Why this story matters:
A year ago a proposal circulated to reduce the maximum blood alcohol limit in Malta, which is the most generous in the EU. However, the project was widely deemed too 'radical'.
Additionally, the Times of Malta reported that a 2010 Eurobarometer study found 99% of Maltese drivers had no idea what the limit was, and 17% of local motorists drank every day.
“There is no conviction in Malta that drinking and driving do not go together. This is not because education or social campaigning is lacking. It is purely a question of police enforcement. The laws are there, but no one cares!”
said Francis J. Vassallo in The Times of Malta.
Two years ago, Vassalo, a survivor of a minor crash caused by a drunk driver, called on the authorities to take a stricter approach towards driving under the influence, suggesting road blocks during festive occasions.
In December 2017, a driving penalty point system was extended to all drivers. Two were caught drink-driving on Christmas Eve. However, despite over 1,800 checks, no one was caught on New Year's Eve. The police did not say how many drivers were breathalyzed. Police from the traffic section and from the Administrative Law Enforcement and dogs section carried out inspections on various roads in Malta.

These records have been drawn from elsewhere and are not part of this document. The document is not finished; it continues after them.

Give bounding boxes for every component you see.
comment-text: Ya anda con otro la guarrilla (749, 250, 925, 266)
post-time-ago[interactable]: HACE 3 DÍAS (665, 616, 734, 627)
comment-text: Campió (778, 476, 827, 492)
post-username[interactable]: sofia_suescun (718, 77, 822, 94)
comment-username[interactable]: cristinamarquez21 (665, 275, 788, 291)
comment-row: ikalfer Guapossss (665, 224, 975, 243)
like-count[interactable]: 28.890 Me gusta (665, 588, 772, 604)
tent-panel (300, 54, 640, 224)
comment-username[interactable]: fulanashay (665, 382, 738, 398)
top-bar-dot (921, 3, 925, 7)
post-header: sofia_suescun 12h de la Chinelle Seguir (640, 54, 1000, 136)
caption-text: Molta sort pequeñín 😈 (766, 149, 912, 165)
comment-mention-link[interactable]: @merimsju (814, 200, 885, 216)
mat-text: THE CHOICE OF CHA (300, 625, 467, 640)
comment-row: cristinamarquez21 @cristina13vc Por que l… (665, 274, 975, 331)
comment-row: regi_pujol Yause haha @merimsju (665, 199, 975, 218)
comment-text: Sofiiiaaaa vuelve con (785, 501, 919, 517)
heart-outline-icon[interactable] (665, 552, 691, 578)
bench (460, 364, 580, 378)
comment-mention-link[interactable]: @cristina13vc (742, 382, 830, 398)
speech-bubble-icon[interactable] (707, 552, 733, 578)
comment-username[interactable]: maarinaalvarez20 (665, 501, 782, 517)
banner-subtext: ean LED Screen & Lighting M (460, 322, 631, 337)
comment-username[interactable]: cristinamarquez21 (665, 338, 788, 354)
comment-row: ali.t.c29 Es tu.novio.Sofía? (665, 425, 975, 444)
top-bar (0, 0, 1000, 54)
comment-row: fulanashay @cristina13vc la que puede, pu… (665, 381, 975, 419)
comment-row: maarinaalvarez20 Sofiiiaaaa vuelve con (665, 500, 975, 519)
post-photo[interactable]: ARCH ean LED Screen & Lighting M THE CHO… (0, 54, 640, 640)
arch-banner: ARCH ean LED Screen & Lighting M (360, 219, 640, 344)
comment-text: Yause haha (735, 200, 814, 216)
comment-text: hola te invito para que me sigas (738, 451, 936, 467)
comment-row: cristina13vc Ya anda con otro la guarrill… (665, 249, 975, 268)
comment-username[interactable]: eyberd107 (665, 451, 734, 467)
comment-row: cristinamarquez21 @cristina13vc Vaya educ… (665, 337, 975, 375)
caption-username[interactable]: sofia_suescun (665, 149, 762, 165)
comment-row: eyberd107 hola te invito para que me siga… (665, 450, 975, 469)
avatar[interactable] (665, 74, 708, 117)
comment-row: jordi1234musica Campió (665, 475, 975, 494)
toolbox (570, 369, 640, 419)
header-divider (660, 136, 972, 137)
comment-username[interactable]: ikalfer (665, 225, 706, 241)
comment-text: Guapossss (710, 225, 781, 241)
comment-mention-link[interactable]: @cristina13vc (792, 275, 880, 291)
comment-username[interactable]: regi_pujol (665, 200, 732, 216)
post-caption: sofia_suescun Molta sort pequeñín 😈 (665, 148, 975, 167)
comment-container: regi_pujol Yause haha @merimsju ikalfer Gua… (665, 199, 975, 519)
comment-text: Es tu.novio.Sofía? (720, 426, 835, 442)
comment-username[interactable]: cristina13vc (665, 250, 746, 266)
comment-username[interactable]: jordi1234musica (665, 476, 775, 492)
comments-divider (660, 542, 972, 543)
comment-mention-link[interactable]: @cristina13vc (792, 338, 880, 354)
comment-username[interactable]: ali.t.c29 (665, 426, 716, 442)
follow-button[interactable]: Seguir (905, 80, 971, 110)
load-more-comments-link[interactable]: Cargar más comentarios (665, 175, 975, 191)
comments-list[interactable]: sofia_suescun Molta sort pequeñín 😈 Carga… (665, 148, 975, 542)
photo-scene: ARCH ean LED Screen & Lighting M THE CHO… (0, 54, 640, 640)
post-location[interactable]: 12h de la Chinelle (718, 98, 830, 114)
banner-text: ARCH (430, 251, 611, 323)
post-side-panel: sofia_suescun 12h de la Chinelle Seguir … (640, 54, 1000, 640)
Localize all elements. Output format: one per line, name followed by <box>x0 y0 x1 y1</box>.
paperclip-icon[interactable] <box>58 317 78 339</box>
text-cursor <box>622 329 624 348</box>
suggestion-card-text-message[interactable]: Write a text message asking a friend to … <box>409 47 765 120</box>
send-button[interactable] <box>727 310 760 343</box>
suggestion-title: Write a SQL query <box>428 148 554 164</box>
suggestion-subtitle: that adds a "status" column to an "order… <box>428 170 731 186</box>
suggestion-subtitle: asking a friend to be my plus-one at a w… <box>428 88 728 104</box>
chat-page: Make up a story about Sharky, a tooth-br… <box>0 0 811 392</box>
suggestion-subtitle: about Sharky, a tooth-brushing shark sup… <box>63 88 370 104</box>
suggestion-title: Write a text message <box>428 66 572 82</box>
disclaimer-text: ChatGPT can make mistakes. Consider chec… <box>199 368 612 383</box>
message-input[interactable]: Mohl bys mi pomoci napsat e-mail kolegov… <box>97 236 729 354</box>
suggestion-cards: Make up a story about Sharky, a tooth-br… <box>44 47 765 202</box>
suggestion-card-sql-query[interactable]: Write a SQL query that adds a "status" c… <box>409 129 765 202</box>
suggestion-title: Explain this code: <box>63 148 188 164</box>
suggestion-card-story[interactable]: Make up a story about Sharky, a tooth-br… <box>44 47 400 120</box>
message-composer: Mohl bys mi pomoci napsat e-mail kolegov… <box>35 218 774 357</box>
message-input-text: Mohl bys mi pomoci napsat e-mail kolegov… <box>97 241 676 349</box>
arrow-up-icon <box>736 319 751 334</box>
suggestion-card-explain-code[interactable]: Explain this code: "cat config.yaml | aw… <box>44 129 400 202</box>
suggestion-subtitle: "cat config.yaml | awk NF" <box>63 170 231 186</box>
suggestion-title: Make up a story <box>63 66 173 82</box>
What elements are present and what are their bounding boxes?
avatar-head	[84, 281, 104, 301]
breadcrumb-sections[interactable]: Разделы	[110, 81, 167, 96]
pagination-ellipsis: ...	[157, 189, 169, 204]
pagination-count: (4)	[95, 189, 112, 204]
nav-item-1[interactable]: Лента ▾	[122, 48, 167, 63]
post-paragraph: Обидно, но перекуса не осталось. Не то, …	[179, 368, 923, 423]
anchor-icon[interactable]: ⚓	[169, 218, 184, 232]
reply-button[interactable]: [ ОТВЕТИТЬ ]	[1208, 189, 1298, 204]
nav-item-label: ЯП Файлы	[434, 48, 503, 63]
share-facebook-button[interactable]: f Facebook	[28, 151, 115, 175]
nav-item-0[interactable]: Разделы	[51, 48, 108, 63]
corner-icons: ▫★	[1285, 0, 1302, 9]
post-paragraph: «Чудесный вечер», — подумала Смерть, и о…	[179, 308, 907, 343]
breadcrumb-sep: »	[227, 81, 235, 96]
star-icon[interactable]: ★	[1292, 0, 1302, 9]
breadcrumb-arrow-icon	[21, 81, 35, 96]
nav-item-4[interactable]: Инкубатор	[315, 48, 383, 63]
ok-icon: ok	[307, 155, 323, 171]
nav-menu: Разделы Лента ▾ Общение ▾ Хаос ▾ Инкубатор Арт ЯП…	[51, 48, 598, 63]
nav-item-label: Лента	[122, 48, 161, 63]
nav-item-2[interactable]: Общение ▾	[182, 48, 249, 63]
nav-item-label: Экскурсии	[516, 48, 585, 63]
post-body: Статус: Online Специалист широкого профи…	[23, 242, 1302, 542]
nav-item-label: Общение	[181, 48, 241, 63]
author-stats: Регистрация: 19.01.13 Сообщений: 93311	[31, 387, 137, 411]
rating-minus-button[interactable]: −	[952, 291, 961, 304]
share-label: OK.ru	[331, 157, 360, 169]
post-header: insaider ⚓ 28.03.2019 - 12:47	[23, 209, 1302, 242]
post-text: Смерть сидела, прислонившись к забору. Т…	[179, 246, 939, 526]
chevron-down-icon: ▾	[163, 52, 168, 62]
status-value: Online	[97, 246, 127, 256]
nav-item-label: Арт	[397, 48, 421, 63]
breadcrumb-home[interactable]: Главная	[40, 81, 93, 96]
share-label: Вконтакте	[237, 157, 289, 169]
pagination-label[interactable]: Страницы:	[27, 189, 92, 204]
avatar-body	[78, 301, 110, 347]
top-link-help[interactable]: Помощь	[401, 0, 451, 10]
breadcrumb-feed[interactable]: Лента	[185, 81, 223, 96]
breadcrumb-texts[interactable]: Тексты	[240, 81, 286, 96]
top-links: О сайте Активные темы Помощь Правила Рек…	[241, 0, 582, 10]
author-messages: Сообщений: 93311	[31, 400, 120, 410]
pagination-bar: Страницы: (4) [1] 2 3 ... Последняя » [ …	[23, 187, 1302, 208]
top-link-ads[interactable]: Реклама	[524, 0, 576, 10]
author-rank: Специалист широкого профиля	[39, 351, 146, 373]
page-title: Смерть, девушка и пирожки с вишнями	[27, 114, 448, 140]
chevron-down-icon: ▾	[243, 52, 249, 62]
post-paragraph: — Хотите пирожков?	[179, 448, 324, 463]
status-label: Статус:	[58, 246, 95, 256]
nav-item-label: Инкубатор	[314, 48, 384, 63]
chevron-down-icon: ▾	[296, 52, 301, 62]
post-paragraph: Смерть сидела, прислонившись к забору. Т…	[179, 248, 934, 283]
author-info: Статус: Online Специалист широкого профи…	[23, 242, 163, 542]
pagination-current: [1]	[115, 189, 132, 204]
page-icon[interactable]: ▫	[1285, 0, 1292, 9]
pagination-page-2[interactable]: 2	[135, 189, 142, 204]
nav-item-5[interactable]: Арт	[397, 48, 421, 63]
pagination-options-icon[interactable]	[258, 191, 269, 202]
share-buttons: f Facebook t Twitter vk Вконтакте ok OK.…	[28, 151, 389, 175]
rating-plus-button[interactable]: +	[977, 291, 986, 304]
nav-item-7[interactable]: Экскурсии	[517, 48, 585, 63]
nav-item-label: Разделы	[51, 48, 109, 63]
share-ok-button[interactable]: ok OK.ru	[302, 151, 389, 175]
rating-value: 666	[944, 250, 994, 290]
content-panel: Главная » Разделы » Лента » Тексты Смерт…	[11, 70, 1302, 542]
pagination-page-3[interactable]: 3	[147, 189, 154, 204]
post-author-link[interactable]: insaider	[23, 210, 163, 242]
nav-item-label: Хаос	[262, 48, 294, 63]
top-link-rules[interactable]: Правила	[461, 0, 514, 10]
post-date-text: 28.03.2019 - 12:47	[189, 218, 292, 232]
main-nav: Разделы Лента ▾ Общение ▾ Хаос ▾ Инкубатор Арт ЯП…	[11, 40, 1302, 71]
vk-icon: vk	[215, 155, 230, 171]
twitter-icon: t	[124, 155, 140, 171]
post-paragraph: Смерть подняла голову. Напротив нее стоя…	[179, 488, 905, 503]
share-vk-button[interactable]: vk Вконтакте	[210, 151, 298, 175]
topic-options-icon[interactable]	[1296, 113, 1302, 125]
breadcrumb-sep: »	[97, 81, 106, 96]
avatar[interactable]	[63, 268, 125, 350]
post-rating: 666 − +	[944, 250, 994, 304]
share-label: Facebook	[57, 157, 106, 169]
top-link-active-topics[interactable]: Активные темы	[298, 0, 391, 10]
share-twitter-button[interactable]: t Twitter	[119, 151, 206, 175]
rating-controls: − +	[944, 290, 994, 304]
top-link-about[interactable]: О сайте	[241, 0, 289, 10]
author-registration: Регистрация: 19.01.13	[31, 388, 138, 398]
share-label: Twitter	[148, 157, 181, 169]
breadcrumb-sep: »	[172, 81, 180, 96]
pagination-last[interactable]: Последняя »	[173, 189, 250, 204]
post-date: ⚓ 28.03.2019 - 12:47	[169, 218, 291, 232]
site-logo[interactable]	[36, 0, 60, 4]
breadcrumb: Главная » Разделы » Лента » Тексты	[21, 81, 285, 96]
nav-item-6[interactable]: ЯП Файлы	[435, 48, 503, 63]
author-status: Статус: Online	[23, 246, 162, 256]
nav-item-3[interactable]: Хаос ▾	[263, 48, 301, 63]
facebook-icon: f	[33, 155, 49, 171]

Is it a mere coincidence or have the Maltese finally learned a lesson?
Details from the story:
- Along with the UK, Malta has the most generous blood alcohol content limit in the EU at 0.8 g/l.
- A governmental policy proposal suggests lowering it to 0.5 g/l (the EU average) and establishing zero alcohol tolerance for bus and taxi drivers on duty. The proposal was deemed 'radical'.
- During the holiday season, 755 drivers were inspected on Christmas Eve and 1,832 on New Year's Eve.